I am so gay it hurts my loins. Going to see She's Just Not That Into You... again. Ohhh my goodness.
and that's why we call him explosion in my pants. no one remembers his real name.
Suite mates just came in and said that we have to go to Africa. They're already packed. Didn't know you could get that high.
It was literally like being eaten out by a dog. That bad.
So drunk. Washed my hair un pancheros sink cus I was so hot.
He was president of his frat and had a clap on disco ball in his room... or course I slept with him
I know. I told you I'm a mess.
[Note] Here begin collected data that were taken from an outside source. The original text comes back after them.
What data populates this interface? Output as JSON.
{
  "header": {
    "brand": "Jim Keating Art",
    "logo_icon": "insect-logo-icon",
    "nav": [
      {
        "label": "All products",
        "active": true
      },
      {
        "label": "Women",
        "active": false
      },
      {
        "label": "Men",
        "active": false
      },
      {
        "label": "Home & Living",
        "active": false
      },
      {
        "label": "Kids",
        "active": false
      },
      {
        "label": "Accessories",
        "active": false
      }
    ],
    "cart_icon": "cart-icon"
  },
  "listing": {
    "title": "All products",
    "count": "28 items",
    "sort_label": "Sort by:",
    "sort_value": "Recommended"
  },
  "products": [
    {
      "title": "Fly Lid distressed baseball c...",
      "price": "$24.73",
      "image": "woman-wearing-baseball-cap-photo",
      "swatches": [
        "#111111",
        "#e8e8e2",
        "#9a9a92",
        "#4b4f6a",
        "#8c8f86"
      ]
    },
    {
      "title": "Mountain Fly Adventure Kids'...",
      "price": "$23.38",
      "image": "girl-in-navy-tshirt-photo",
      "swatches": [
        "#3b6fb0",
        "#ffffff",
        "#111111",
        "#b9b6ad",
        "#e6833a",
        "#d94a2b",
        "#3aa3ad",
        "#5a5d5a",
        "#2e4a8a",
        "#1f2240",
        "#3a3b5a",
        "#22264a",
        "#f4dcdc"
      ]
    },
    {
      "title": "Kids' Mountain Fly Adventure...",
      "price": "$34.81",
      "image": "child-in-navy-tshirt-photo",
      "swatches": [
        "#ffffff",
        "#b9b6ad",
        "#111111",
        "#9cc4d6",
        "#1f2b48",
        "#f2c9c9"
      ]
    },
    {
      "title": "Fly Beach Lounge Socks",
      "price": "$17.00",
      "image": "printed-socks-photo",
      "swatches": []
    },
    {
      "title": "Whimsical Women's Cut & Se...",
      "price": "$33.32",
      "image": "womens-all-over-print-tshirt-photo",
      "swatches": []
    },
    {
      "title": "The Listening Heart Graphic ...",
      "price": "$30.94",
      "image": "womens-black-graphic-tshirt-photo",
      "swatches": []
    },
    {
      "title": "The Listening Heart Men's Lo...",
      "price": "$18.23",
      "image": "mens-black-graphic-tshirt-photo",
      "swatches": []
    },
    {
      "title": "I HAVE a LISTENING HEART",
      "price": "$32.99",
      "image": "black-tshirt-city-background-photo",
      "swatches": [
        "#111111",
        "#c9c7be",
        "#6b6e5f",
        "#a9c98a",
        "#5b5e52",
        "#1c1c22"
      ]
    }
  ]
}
She had weird nipples. I almost lost an eye to one.
We stared down the barrel of pure insanity, took more and the electric elephant god rewarded our fearlessness by giving me golden skulls and naked women crawling out of the walls. I love acid
Like, you've got the smoothest dick in the west. Do you moisturize?
Yes I do
The only difference between us and a pack of 14 year old girls is substance abuse
A dry HJ only, please. I don't deserve the comforts of lube after my horrendous fantasy football performance
When the theology professor asked me what touched me most about this trip to Rome, I guess "the guy from last night" wasn't the proper response.
I haven't showered. And am sitting in the office smelling like a beer can someone's been using as an ash tray.
I just dominated some guy while wearing your moms thong
Pray for me. I just had a sex dream about Debbie Wasserman-Schultz.